When performing repetitive file manipulation operations, it can be useful to write a loop.
Let’s assume you have a file structure organized as follows:
.
+-- loop.sh
+-- loop.R
+-- raw
| +-- sample1.bed
| +-- sample2.bed
| +-- sample3.bed
| +-- sample4.bed
| +-- sample5.bed
+-- processed
| +--
You’d like to loop through all of the .bed
files in the raw/
directory, and output the first and last columns in a .csv
file in the processed/
directory that shares the same file prefix (i.e. “sample1”) as the given input.
To do so you could write a bash script that is in a file called loop.sh
:
#!/bin/bash
# loop through all .bed files in the raw dir
FILES=raw/*.bed
for f in $FILES
do
# message
printf "\n%s\n%s\n" "processing $f ..." "------------------------------"
# get input file name ...
# ... and create output file based on that
in_fn=$(basename -- "$f")
out_fn="${in_fn%.*}"
# use awk to get first and last columns ...

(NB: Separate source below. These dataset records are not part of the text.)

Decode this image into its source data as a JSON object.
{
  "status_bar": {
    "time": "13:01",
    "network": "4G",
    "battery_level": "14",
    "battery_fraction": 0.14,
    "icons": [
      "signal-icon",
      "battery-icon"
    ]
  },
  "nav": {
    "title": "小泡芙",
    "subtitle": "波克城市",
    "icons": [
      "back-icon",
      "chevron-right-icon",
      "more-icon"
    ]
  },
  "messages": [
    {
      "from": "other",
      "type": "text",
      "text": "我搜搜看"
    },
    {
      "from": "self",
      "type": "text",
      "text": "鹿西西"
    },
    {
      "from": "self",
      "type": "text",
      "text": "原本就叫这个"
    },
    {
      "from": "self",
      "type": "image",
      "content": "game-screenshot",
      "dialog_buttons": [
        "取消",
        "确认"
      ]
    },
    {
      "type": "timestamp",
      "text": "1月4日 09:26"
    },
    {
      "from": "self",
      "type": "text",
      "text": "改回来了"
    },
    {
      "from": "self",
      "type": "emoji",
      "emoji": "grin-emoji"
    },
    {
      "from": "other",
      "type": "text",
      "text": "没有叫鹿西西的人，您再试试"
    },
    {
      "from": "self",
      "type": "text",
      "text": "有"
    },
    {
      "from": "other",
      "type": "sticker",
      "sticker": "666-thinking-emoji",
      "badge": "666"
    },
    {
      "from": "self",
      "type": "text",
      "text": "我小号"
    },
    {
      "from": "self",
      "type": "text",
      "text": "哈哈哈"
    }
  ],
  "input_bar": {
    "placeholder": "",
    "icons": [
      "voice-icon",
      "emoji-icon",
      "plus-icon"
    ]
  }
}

# ... pipe output to csv format
awk 'BEGIN{FS="\t";OFS=","}{print $1, $NF}' $f > processed/"$out_fn".csv
done
And in loop.R
you could write something like this:
files <- list.files("raw", full.names = TRUE)
for (f in files) {
bed <- read.delim(f, sep = "\t")
out_fp <- paste0("processed/",
tools::file_path_sans_ext(basename(f)),
".csv")
write.csv(bed[,c(1,ncol(bed))], row.names = FALSE, file = out_fp)
}
Both of the above should work and yield the following:
.
+-- loop.sh
+-- loop.R
+-- raw
| +-- sample1.bed
| +-- sample2.bed
| +-- sample3.bed
| +-- sample4.bed
| +-- sample5.bed
+-- processed
| +-- sample1.csv
| +-- sample2.csv
| +-- sample3.csv
| +-- sample4.csv
| +-- sample5.csv
However, your choice of method could have serious performance implications.
I tested this on dummy files that were roughly 100MB each (~ 2.5 million rows, 4 columns).
The R method took ~ 90 seconds … the bash script finished in 30 seconds.